Tiny is the new big when it comes to food art
Shay Aaron's miniatures look real enough to eat. Small as his sculptures are, this artist has big dreams.
Meticulously crafted tarts, handmade cupcakes, fluffy pita pockets and perfectly baked pizza toppings ... Shay Aaron's workspace resembles a true chef's kitchen – except the entire spread could fit into a dollhouse.
Everything the Israeli artist creates is in a 1:12 scale, meaning that things that would normally be 12 inches wide are only an inch wide, and his micro-meals, if they were edible, would have to be eaten with tweezers.
Aaron started out making tiny Looney Tunes and Muppets sculptures out of polymer clay, and created his very first miniature meal when someone approached him to create a realistic holiday platter 10 years ago.
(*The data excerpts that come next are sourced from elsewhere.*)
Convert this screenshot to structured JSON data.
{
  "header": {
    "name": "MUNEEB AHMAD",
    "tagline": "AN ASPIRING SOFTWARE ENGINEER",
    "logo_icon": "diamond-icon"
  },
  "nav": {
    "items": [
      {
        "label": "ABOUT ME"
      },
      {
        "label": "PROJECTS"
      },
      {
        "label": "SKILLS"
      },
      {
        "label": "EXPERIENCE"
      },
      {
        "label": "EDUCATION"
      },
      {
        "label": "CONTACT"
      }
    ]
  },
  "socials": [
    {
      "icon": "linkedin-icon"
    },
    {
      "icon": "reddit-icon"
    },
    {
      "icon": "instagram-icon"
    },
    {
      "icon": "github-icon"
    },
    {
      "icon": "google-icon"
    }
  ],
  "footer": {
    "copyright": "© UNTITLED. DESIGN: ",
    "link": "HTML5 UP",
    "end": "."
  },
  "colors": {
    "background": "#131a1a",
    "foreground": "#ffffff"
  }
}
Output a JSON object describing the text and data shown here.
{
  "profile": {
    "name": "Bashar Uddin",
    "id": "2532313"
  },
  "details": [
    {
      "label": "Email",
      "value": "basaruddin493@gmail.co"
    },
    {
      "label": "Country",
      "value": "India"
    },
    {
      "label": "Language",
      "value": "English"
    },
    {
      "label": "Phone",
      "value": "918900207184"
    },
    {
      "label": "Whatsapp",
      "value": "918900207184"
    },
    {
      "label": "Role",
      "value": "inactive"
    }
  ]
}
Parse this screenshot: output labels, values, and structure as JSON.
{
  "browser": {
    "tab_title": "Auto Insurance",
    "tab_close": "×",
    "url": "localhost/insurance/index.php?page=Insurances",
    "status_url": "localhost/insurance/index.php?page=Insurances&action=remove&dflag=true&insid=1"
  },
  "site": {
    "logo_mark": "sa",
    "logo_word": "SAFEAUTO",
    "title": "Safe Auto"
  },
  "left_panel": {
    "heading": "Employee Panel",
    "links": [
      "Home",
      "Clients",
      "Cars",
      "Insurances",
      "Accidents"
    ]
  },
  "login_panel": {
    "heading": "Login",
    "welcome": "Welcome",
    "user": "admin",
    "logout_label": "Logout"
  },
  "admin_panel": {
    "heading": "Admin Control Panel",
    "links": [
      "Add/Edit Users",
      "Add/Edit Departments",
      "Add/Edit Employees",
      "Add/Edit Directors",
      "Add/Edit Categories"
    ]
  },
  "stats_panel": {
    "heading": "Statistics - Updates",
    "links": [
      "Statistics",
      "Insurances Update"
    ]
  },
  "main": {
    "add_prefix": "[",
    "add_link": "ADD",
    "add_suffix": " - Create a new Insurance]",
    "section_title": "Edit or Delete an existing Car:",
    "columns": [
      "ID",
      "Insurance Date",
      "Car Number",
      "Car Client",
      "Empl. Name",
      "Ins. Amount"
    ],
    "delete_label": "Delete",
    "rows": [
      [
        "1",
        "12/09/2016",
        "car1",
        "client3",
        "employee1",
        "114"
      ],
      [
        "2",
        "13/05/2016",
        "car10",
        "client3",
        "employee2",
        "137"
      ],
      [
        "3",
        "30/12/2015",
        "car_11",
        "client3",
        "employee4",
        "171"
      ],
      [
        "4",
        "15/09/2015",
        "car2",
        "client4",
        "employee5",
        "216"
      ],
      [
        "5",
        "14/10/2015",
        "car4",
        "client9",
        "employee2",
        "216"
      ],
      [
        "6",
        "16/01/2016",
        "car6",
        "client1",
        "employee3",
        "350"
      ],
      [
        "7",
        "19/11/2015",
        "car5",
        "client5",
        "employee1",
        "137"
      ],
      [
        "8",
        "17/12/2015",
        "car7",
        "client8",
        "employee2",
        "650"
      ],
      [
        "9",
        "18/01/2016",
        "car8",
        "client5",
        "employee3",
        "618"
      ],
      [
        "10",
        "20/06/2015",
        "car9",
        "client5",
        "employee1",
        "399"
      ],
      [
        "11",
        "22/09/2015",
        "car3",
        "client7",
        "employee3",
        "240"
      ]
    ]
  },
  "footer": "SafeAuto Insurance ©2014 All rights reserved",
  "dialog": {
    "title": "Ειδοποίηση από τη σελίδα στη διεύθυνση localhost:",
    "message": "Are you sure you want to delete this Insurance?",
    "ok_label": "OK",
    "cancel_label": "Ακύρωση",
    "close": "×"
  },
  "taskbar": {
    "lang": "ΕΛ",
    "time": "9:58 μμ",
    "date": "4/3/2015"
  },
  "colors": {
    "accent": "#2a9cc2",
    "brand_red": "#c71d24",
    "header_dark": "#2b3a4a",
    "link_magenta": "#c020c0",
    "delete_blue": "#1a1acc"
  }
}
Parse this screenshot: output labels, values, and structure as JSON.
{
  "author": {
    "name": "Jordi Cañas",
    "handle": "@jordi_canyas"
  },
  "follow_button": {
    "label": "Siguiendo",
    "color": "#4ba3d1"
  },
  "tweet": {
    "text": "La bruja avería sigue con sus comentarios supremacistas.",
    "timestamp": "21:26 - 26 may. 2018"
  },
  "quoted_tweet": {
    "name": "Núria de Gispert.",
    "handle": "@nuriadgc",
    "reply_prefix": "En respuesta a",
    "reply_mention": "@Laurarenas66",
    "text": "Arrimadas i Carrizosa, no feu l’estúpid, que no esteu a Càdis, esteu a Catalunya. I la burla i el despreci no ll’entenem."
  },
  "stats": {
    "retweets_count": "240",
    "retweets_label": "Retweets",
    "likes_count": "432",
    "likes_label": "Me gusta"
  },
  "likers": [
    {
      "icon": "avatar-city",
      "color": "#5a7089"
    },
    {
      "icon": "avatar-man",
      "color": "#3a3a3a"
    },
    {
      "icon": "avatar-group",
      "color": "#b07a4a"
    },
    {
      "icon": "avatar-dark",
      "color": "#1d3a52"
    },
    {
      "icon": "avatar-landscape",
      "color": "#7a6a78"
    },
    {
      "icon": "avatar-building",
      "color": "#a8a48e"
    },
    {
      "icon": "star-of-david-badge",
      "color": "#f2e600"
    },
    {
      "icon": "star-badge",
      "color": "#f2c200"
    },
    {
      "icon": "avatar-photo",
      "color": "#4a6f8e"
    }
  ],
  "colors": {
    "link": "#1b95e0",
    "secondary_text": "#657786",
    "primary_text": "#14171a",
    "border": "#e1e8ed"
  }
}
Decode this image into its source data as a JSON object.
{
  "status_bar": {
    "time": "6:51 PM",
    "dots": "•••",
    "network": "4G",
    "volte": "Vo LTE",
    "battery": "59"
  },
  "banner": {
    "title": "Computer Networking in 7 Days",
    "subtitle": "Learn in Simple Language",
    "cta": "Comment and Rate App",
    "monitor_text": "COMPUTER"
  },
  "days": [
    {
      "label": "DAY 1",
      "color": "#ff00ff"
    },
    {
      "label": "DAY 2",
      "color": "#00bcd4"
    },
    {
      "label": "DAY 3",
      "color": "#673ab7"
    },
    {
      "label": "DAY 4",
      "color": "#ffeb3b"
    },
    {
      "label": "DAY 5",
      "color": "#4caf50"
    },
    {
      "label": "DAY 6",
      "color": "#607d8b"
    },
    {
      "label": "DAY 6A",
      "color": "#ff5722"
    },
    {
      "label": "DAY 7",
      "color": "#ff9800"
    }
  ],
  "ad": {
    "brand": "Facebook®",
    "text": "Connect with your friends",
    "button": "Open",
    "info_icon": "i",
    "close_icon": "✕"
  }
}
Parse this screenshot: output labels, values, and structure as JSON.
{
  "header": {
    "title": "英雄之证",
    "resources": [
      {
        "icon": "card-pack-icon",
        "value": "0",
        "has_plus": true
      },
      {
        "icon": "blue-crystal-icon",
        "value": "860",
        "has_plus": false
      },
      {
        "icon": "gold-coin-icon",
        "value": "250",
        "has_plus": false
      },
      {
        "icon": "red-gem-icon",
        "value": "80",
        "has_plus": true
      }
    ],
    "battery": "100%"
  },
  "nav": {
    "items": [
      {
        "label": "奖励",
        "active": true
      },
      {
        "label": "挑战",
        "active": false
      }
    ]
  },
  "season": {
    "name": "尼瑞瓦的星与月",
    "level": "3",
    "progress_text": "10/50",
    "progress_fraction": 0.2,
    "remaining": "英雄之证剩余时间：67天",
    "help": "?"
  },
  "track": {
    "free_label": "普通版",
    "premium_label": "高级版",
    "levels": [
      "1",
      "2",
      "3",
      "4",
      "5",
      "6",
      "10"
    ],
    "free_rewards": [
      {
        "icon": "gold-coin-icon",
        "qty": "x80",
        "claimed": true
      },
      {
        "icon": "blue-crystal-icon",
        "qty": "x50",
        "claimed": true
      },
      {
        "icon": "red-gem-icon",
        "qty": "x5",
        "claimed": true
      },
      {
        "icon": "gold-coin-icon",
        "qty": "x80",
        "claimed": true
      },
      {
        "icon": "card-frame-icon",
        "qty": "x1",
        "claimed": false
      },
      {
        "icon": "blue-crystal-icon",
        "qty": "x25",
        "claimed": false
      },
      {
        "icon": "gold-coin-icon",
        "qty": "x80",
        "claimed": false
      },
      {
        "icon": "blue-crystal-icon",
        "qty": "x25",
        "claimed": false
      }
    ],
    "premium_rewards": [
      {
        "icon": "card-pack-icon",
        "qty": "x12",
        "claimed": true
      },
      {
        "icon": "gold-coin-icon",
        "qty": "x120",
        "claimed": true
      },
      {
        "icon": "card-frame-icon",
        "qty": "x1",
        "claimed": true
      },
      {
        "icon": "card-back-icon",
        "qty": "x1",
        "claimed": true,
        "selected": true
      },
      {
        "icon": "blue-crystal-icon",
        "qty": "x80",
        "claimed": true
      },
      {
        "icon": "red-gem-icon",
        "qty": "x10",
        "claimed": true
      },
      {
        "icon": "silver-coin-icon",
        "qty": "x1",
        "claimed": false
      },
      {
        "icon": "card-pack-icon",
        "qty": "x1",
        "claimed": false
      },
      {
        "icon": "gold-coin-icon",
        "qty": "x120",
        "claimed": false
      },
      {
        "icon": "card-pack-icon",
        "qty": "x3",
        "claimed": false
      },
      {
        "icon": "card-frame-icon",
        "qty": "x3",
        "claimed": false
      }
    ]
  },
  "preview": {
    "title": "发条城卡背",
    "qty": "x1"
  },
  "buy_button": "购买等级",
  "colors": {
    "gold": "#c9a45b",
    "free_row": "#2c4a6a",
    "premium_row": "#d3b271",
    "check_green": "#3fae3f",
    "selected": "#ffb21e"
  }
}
"Since then, I've been obsessed with the idea of making realistic food items that are 12 times smaller than real life," Aaron told From The Grapevine.
Aaron's work has gained popularity over the years via his Etsy page, where he has turned his tiny pastries and slices of pizza into earrings, bracelets, cuff links and more. We took a magnifying glass to his incredible works and asked Aaron to explain exactly how he achieves such perfection:
From The Grapevine: The amount of detail that goes into every little sculpture is amazing. Can you walk us through how you go about creating a tiny pizza, for example?
Shay Aaron: The best miniature pieces are those that have an impressive amount of details. The main material I work with is polymer clay, but I combine resin, glass, wood and paper. I work in stages; an item never can be finished immediately. The miniature pizza process goes like this: First, I make the toppings and bake them, tomato slices, olive and onion rings. The next step is making the crust, giving it the realistic texture and shades; now comes the melting cheese, which is also made with liquid polymer clay. Once the melting cheese sits on the crust, I add the toppings, bake the pizza and the final stage is burning the cheese a bit.
Do you like to cook? If so, what’s your favorite dish to prepare “in real life”?
I bake more than I cook. Now, in my teeny flat, I can't really bake. But on Friday, when all the family gathers, I make some special desserts, edible ones. A few years ago I took a one-year pastry course at one of the biggest pastry chefs' schools in Israel.
What’s your favorite food? Have you created that into a sculpture yet?
My all-time favorite food is hummus and falafel. Very Mediterranean, I know, but I never say no to pita bread full of falafel, greens, hummus and pickles. You can throw some fries in; it would be even more perfect!
Of course, I did lots of lots of mini hummus plates and falafel necklaces. People around the world adore them.
What’s the most challenging project you’ve worked on? How long did it take to complete?
Oh, when I was making my Seafood Collection. I don't think it was good enough, though. My miniature crabs and lobsters looked like my first creations in polymer clay, sweet and cute creatures – which they shouldn’t, when they're served on a plate. However, I was proud of the oysters I did. This kind of collection takes about a month to complete.
What have you learned from your years of practice?
Every time I sit to work I discover a new technique. I think the best way to improve yourself is keep working and never stop trying, even if you know that the things you plan might not work.
Any future plans?
I'm in my third year of Theatre and Costume Design studies in Tel Aviv. From a very young age I knew I wanted to dedicate my life to theater, and now it's happening. I'll keep making miniature food pieces for my costumes, but my big dream is to design for the theater.